Parmesan Crunchy Breads

Ingredients

1 8 ounce baguette, day old (see notes)
1/2 cup butter, melted
5 oz Parmigiano Reggiano cheese, coarsely grated
1/16 tsp cayenne pepper
kosher salt and fresh ground pepper

Preheat oven to 350. Slice the baquette on a sharp diagonal into 1/4 thick pieces. You will get about 54 4-inch slices.
Brush slices generously with butter. Will not use all of it. Arrange on two cookie sheets. Season well with salt and
pepper.
Bake for about 8 minutes. Rotate pans and switch oven racks. Cook about 4-7 minutes more until till pale golden and
crispy.
Mean while, toss cheese with cayenne. Sprinkle evenly on toasts. Return to oven and bake 5-6 minutes more. Cheese
will have begun to sizzle and be barely melted.
Cool.

Laila's Notes

This is a much worked on adaptaion of a long ago magazine fragment for a cheesy snack. Fabulous with a glass of
champagne or a lovely red.

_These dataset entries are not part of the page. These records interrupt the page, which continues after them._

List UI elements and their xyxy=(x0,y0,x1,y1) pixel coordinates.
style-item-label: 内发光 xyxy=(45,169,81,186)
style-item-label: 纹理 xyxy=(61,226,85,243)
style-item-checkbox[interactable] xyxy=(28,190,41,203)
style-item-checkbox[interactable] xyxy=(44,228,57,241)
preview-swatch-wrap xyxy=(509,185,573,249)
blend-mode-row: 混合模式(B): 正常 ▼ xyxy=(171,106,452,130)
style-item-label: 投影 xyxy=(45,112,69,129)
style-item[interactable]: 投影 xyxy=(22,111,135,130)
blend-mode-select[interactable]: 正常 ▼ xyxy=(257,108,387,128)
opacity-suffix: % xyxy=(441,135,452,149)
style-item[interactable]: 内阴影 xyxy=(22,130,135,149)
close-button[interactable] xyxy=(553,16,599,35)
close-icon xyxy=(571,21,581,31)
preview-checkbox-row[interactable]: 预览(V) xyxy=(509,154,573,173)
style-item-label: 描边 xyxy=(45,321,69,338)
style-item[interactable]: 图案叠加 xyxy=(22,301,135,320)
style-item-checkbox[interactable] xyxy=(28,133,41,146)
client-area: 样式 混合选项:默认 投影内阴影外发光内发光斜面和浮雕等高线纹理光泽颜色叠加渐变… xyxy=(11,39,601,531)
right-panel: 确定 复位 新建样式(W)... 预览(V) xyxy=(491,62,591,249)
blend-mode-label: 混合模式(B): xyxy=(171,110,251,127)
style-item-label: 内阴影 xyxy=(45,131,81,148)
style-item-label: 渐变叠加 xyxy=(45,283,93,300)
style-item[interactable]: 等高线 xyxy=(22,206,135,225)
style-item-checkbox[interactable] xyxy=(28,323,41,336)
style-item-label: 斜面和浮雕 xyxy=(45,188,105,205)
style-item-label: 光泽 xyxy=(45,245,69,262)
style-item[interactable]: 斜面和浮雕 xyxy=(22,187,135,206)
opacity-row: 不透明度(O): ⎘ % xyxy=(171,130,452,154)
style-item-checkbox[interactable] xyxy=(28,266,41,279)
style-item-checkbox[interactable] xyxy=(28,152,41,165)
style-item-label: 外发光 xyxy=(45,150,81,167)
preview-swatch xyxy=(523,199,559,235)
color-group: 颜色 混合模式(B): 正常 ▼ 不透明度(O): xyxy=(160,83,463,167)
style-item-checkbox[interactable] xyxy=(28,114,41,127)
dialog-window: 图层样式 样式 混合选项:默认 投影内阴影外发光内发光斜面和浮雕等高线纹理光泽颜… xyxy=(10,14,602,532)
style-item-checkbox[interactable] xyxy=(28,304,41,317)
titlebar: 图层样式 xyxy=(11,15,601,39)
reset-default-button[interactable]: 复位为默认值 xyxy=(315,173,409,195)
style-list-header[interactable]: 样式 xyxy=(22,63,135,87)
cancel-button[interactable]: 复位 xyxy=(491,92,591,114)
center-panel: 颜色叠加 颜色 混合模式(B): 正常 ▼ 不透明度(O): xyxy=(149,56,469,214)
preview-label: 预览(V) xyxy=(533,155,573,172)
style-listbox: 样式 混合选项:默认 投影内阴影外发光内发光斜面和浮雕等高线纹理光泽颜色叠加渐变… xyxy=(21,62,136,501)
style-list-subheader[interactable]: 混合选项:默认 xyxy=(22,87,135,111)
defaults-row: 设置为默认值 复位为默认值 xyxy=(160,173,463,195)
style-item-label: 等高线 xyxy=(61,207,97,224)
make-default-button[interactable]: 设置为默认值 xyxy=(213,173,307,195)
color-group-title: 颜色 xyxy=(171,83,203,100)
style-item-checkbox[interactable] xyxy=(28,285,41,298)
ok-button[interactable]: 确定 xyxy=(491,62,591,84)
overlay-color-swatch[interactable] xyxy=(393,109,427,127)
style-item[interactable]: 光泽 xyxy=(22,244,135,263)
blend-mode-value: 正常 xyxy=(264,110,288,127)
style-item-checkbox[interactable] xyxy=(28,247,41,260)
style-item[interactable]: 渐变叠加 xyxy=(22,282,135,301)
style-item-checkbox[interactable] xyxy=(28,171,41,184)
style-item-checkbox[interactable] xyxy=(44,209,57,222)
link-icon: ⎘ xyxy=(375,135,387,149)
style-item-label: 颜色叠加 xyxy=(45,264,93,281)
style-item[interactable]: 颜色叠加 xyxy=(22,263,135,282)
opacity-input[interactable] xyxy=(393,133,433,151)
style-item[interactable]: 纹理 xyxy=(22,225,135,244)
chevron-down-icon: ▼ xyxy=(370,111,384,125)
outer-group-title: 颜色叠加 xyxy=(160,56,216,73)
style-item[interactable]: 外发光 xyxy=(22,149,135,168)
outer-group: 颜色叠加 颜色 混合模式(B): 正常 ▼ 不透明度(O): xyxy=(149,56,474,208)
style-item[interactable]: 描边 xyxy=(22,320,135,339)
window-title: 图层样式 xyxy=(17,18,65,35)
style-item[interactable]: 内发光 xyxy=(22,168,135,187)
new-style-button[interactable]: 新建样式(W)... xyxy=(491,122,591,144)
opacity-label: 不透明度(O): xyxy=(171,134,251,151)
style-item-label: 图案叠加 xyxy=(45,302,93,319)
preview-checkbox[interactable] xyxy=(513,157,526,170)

Always a favorite.
This is great made with pecorino & lots of black pepper.
Zoe loves these made with garlic infused butter (2 cloves) and Pecorino cheese.
First choices are baquettes from Boudin, Acme or Semifreddi. Sourdough or sweet are both fantastic and tasty in their
own way.
Can use any day old bread. Fresh bread is too difficult to slice thin.
Perfectly delectable with prosciutto & fig jam.
Very nice with half Pecorino and Parmesan.
Stores well for 5 days if wrapped airtight. No need to refrigerate.